Apple’s Safari is leaking your browsing data in a way that’s easy to exploit and could be used by hackers to steal your personal information. The company has been aware of the issue for some time, but has yet to fix it. Safari is a web browser that’s used by millions of people around the world. It’s one of the most popular browsers on the planet, and it’s also one of the most vulnerable to attack. Hackers can use Safari to access your personal information, such as your address book and contact details, and even your photos and videos. If you’re using Safari on an Apple device, you should take steps to protect yourself from this vulnerability. First, make sure you’re using a security certificate that has been issued by a trusted authority. Second, make sure you’re using a strong password for your browser account. Third, be sure to regularly check for new updates to Safari so that you’re protected against potential attacks. Finally, be sure to keep track of any suspicious activity in your browser history so that you can identify any potential threats before they happen.

The bug is in Safari’s IndexedDB implementation on all three of Apple’s operating systems. Apparently, a website can see the names of databases for any domain. Typically, a website should only see the names of databases of its own domain, so this is definitely a security issue. The names of the databases can be used to extract information from a lookup table.

With this information, your recent browsing history could surface. Additionally, because Google services store an IndexedDB instance for each of your logged-in accounts, your account name could also be revealed.
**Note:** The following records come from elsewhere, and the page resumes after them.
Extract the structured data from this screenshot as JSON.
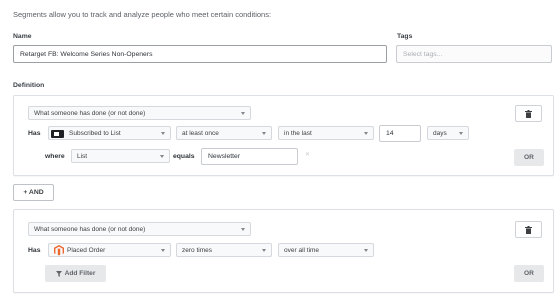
{
  "intro": "Segments allow you to track and analyze people who meet certain conditions:",
  "name": {
    "label": "Name",
    "value": "Retarget FB: Welcome Series Non-Openers"
  },
  "tags": {
    "label": "Tags",
    "placeholder": "Select tags..."
  },
  "definition": {
    "label": "Definition",
    "condition1": {
      "type": "What someone has done (or not done)",
      "has_label": "Has",
      "metric": "Subscribed to List",
      "metric_icon": "list-icon",
      "frequency": "at least once",
      "timeframe": "in the last",
      "amount": "14",
      "unit": "days",
      "where_label": "where",
      "filter_property": "List",
      "equals_label": "equals",
      "filter_value": "Newsletter",
      "or_label": "OR"
    },
    "and_label": "+ AND",
    "condition2": {
      "type": "What someone has done (or not done)",
      "has_label": "Has",
      "metric": "Placed Order",
      "metric_icon": "magento-icon",
      "frequency": "zero times",
      "timeframe": "over all time",
      "add_filter_label": "Add Filter",
      "or_label": "OR"
    }
  }
}
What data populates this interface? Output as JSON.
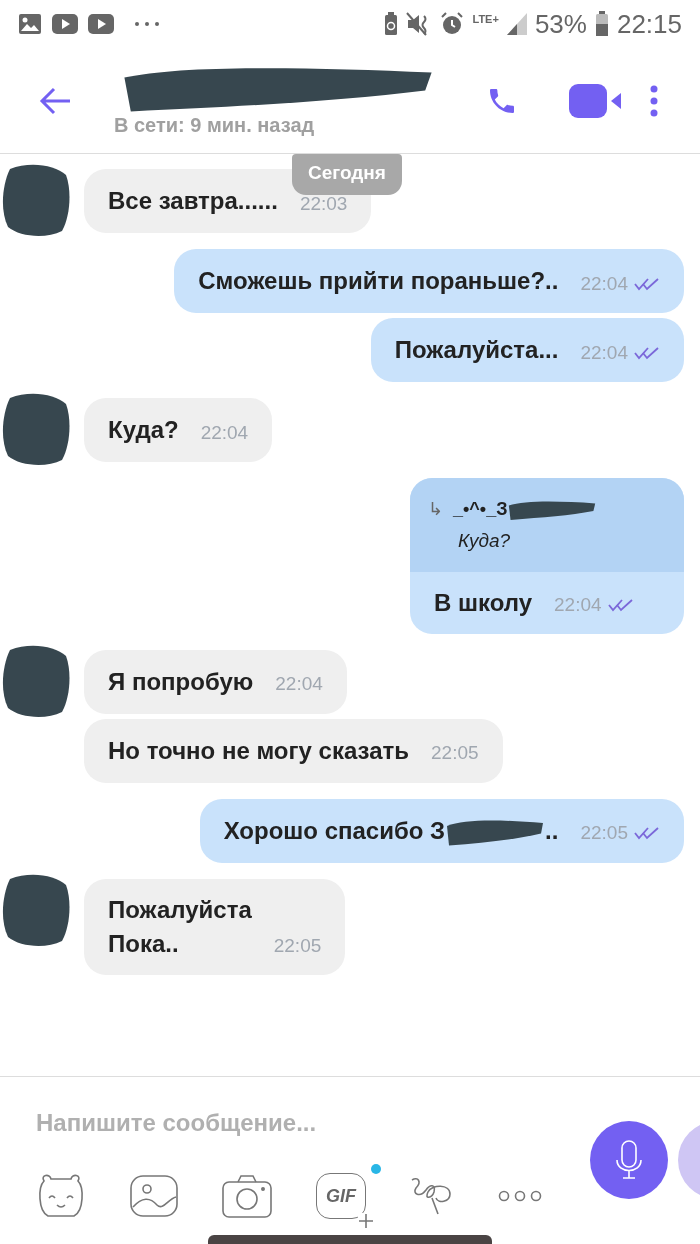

As far as what someone could do with this information, they could scrape your Google ID and then use that to find out other personal information about you.

If you want to see the bug in action, you can visit safarileaks.com in the Safari browser on Mac, iPad, or iPhone. If you try from a different browser on Mac, you’ll see a message stating that “Your browser is not affected. Please open this demo in Safari 15 on macOS or any browser on iOS and iPadOS 15.” If you’re on iPad or iPhone, it’ll work either way.

FingerprintJS first reported the bug to Apple on November 28, 2021, but the issue has yet to be resolved. Hopefully, the pressure of the problem being public will push Apple to get a fix out.